Douglas Kennedy, l’un des plus grands auteurs américains encore en vie, était à Alger en juin dernier. Il livre ses impressions sur une ville où il n’était pas retourné depuis 23 ans.
De Douglas Kennedy, on pensait tout connaître. Son regard acéré sur la société américaine, sa critique de la pudibonderie et du puritanisme religieux, ses prix littéraires, nombreux. Son amour de l’Algérie reste un aspect méconnu du personnage. En juin dernier, l’auteur à succès était de passage à Alger, pour la sixième édition du Festival international de la littérature et du livre de jeunesse.

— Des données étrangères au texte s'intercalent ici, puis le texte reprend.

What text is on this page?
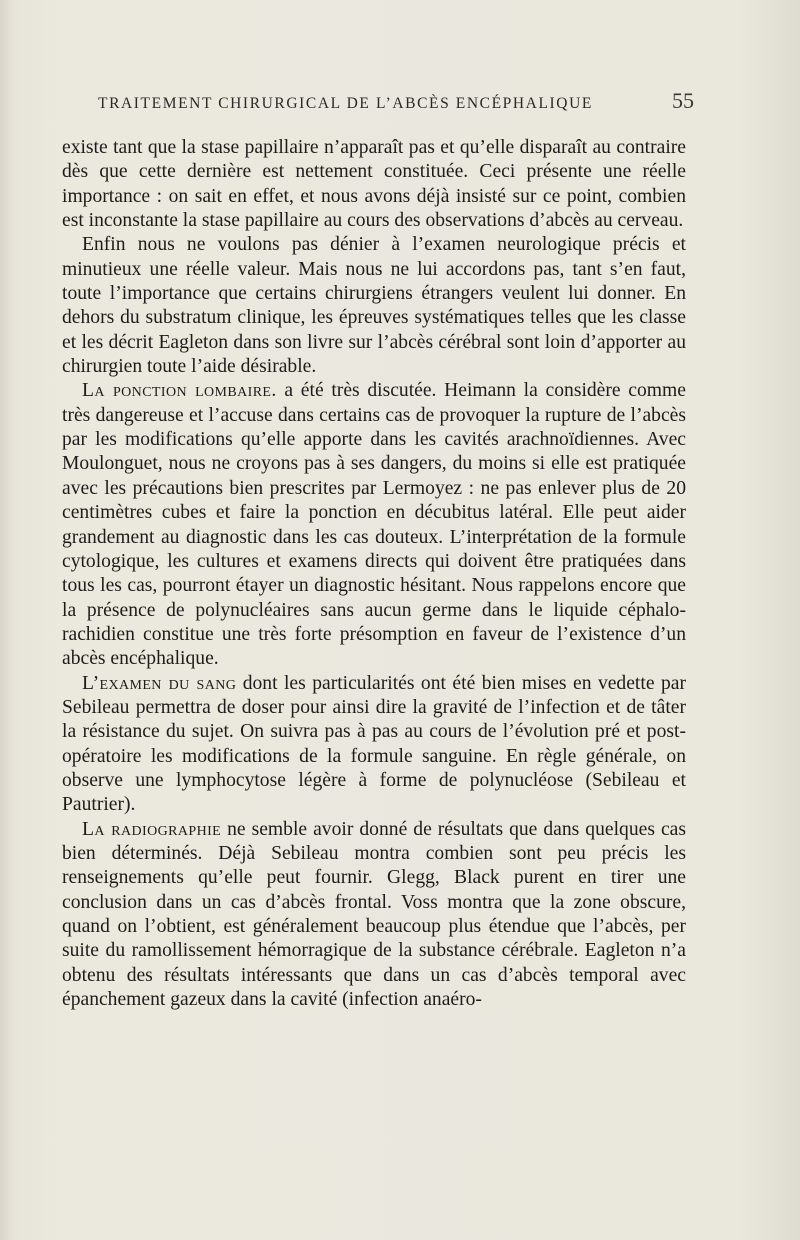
TRAITEMENT CHIRURGICAL DE L’ABCÈS ENCÉPHALIQUE	55

existe tant que la stase papillaire n’apparaît pas et qu’elle disparaît au contraire dès que cette dernière est nettement constituée. Ceci présente une réelle importance : on sait en effet, et nous avons déjà insisté sur ce point, combien est inconstante la stase papillaire au cours des observations d’abcès au cerveau.

Enfin nous ne voulons pas dénier à l’examen neurologique précis et minutieux une réelle valeur. Mais nous ne lui accordons pas, tant s’en faut, toute l’importance que certains chirurgiens étrangers veulent lui donner. En dehors du substratum clinique, les épreuves systématiques telles que les classe et les décrit Eagleton dans son livre sur l’abcès cérébral sont loin d’apporter au chirurgien toute l’aide désirable.

La ponction lombaire. a été très discutée. Heimann la considère comme très dangereuse et l’accuse dans certains cas de provoquer la rupture de l’abcès par les modifications qu’elle apporte dans les cavités arachnoïdiennes. Avec Moulonguet, nous ne croyons pas à ses dangers, du moins si elle est pratiquée avec les précautions bien prescrites par Lermoyez : ne pas enlever plus de 20 centimètres cubes et faire la ponction en décubitus latéral. Elle peut aider grandement au diagnostic dans les cas douteux. L’interprétation de la formule cytologique, les cultures et examens directs qui doivent être pratiquées dans tous les cas, pourront étayer un diagnostic hésitant. Nous rappelons encore que la présence de polynucléaires sans aucun germe dans le liquide céphalo-rachidien constitue une très forte présomption en faveur de l’existence d’un abcès encéphalique.

L’examen du sang dont les particularités ont été bien mises en vedette par Sebileau permettra de doser pour ainsi dire la gravité de l’infection et de tâter la résistance du sujet. On suivra pas à pas au cours de l’évolution pré et post-opératoire les modifications de la formule sanguine. En règle générale, on observe une lymphocytose légère à forme de polynucléose (Sebileau et Pautrier).

La radiographie ne semble avoir donné de résultats que dans quelques cas bien déterminés. Déjà Sebileau montra combien sont peu précis les renseignements qu’elle peut fournir. Glegg, Black purent en tirer une conclusion dans un cas d’abcès frontal. Voss montra que la zone obscure, quand on l’obtient, est généralement beaucoup plus étendue que l’abcès, per suite du ramollissement hémorragique de la substance cérébrale. Eagleton n’a obtenu des résultats intéressants que dans un cas d’abcès temporal avec épanchement gazeux dans la cavité (infection anaéro-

Un séjour qui l’a marqué si l’on en croit le récit qu’il fait au journal Le Monde.
Douglas Kennedy y décrit la beauté brute du paysage, du littoral, des falaises, du port de pêche. Il se réfère, souvent, aux mots d’un autre maître de la littérature, l’algérien Albert Camus :
Je comprends ici ce qu’on appelle gloire : le droit d’aimer sans mesure.
Pourtant, on me l’a souvent dit : il n’y a pas de quoi être fier. Si, il y a de quoi : ce soleil, cette mer, mon coeur bondissant de jeunesse, mon corps au goût de sel et l’immense décor où la tendresse et la gloire se rencontrent dans le jaune et le bleu.

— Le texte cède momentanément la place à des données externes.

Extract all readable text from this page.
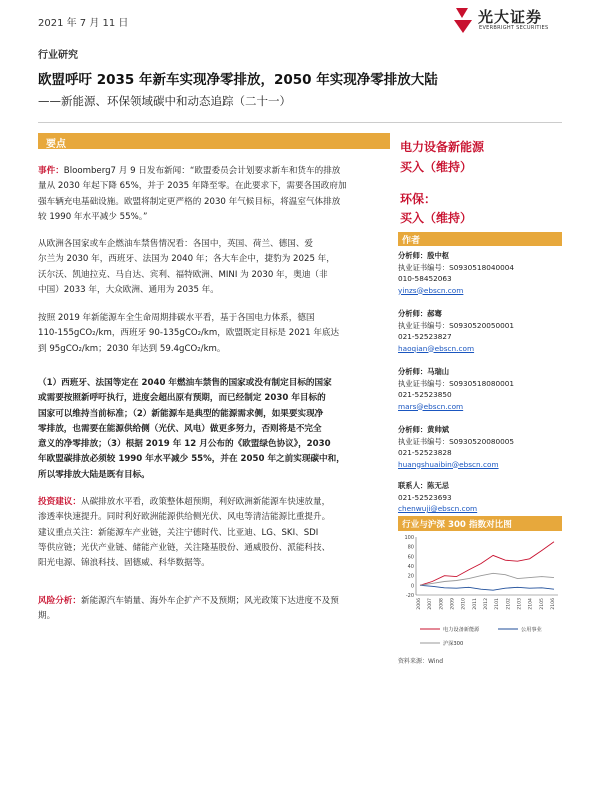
2021 年 7 月 11 日	光大证券
EVERBRIGHT SECURITIES
行业研究
欧盟呼吁 2035 年新车实现净零排放，2050 年实现净零排放大陆
——新能源、环保领域碳中和动态追踪（二十一）
要点
事件：Bloomberg7 月 9 日发布新闻：“欧盟委员会计划要求新车和货车的排放
量从 2030 年起下降 65%，并于 2035 年降至零。在此要求下，需要各国政府加
强车辆充电基础设施。欧盟将制定更严格的 2030 年气候目标，将温室气体排放
较 1990 年水平减少 55%。”
从欧洲各国家或车企燃油车禁售情况看：各国中，英国、荷兰、德国、爱
尔兰为 2030 年，西班牙、法国为 2040 年；各大车企中，捷豹为 2025 年，
沃尔沃、凯迪拉克、马自达、宾利、福特欧洲、MINI 为 2030 年，奥迪（非
中国）2033 年，大众欧洲、通用为 2035 年。
按照 2019 年新能源车全生命周期排碳水平看，基于各国电力体系，德国
110-155gCO₂/km，西班牙 90-135gCO₂/km，欧盟既定目标是 2021 年底达
到 95gCO₂/km；2030 年达到 59.4gCO₂/km。
（1）西班牙、法国等定在 2040 年燃油车禁售的国家或没有制定目标的国家
或需要按照新呼吁执行，进度会超出原有预期，而已经制定 2030 年目标的
国家可以维持当前标准；（2）新能源车是典型的能源需求侧，如果要实现净
零排放，也需要在能源供给侧（光伏、风电）做更多努力，否则将是不完全
意义的净零排放；（3）根据 2019 年 12 月公布的《欧盟绿色协议》，2030
年欧盟碳排放必须较 1990 年水平减少 55%，并在 2050 年之前实现碳中和，
所以零排放大陆是既有目标。
投资建议：从碳排放水平看，政策整体超预期，利好欧洲新能源车快速放量，
渗透率快速提升。同时利好欧洲能源供给侧光伏、风电等清洁能源比重提升。
建议重点关注：新能源车产业链，关注宁德时代、比亚迪、LG、SKI、SDI
等供应链；光伏产业链、储能产业链，关注隆基股份、通威股份、派能科技、
阳光电源、锦浪科技、固德威、科华数据等。
风险分析：新能源汽车销量、海外车企扩产不及预期；风光政策下达进度不及预
期。
电力设备新能源
买入（维持）
环保：
买入（维持）
作者
分析师：殷中枢
执业证书编号：S0930518040004
010-58452063
yinzs@ebscn.com
分析师：郝骞
执业证书编号：S0930520050001
021-52523827
haoqian@ebscn.com
分析师：马瑞山
执业证书编号：S0930518080001
021-52523850
mars@ebscn.com
分析师：黄帅斌
执业证书编号：S0930520080005
021-52523828
huangshuaibin@ebscn.com
联系人：陈无忌
021-52523693
chenwuji@ebscn.com
行业与沪深 300 指数对比图
-20
0
20
40
60
80
100
2006 2007 2008 2009 2010 2011 2012 2101 2102 2103 2104 2105 2106
电力设备新能源	公用事业
沪深300
资料来源：Wind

Charmé par la ville, Douglas Kennedy se laisse embarquer dans une visite de la Casbah, pour rompre avec le confort déployé pour agrémenter son séjour. Ce qui le frappe : la coexistence des classes sociales dans le même espace géographique. Une non-ségrégation qui rompt avec ce qu’il a connu jusqu’ici.
Alors qu’en Occident les classes défavorisées sont parquées loin des espaces réservés aux plus nantis, ici prospérité et dénuement se côtoient sans cesse.

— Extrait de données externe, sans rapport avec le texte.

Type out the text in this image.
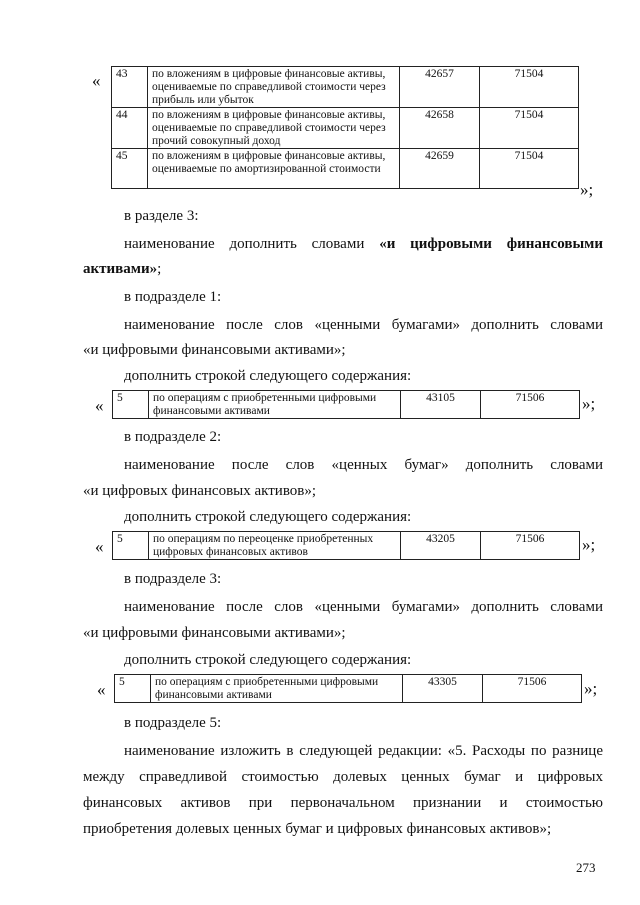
« 43	по вложениям в цифровые финансовые активы, оцениваемые по справедливой стоимости через прибыль или убыток	42657	71504
44	по вложениям в цифровые финансовые активы, оцениваемые по справедливой стоимости через прочий совокупный доход	42658	71504
45	по вложениям в цифровые финансовые активы, оцениваемые по амортизированной стоимости	42659	71504
»;
в разделе 3:
наименование дополнить словами «и цифровыми финансовыми
активами»;
в подразделе 1:
наименование после слов «ценными бумагами» дополнить словами
«и цифровыми финансовыми активами»;
дополнить строкой следующего содержания:
« 5	по операциям с приобретенными цифровыми финансовыми активами	43105	71506 »;
в подразделе 2:
наименование после слов «ценных бумаг» дополнить словами
«и цифровых финансовых активов»;
дополнить строкой следующего содержания:
« 5	по операциям по переоценке приобретенных цифровых финансовых активов	43205	71506 »;
в подразделе 3:
наименование после слов «ценными бумагами» дополнить словами
«и цифровыми финансовыми активами»;
дополнить строкой следующего содержания:
« 5	по операциям с приобретенными цифровыми финансовыми активами	43305	71506 »;
в подразделе 5:
наименование изложить в следующей редакции: «5. Расходы по разнице
между справедливой стоимостью долевых ценных бумаг и цифровых
финансовых активов при первоначальном признании и стоимостью
приобретения долевых ценных бумаг и цифровых финансовых активов»;
273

Son guide, Habib, un sémillant sexagénaire, lui fait découvrir la Casbah. L’auteur américain tombe sous le charme de l’authenticité de la vieille ville :
Je me suis senti loin des souks de Marrakech ou du Caire, avec leur couleur locale destinée aux touristes, loin des marchands ambulants qui brandissent leurs tapis ou leurs pipes à eau sous le nez de l’estivant le long des plages de Tunisie. La vieille ville d’Alger reste un univers d’artisans et d’humbles familles, où des milliers de destins personnels s’entrecroisent dans une existence ô combien difficile, une précarité cependant doublée d’une sensibilité esthétique admirable.
C’est alors que Douglas Kennedy embrasse la ville, la ceint contre lui comme un amour de jeunesse retrouvé après 23 ans d’absence. Il croise le chemin d’un imam qui le convainc, s’il le fallait encore, que l’Islam n’est que tolérance :
Notre prophète a dit que nous devions toujours bien accueillir nos voisins chrétiens, donc bienvenue à vous.
Après un café-croissant avec Habib, Douglas Kennedy grimpe les escaliers mythiques de La Casbah pour découvrir le panorama :
La rencontre spectaculaire de la terre et de la mer, les quartiers partis à l’assaut des collines, la juxtaposition des minarets et des imposants monuments laissés par l’architecture coloniale, la paisible immensité de la Méditerranée au loin, les larges boulevards contrastant avec la densité compacte de la Casbah, tout cela me procurait l’exaltation de contempler une urbs mirabilis, une cité des miracles témoignant de l’inépuisable capacité humaine à créer de la beauté et de la grandeur, mais dont l’histoire semble résumer notre tout aussi formidable disposition à la brutalité, la fureur et la destruction.
Une rencontre spirituelle, humaine, biblique presque avec la ville d’Alger. Le récit de Douglas Kennedy sonne comme une déclaration d’amour à une ville que nous prenons trop peu souvent le temps d’aimer. Lui nous donne les mots pour le faire.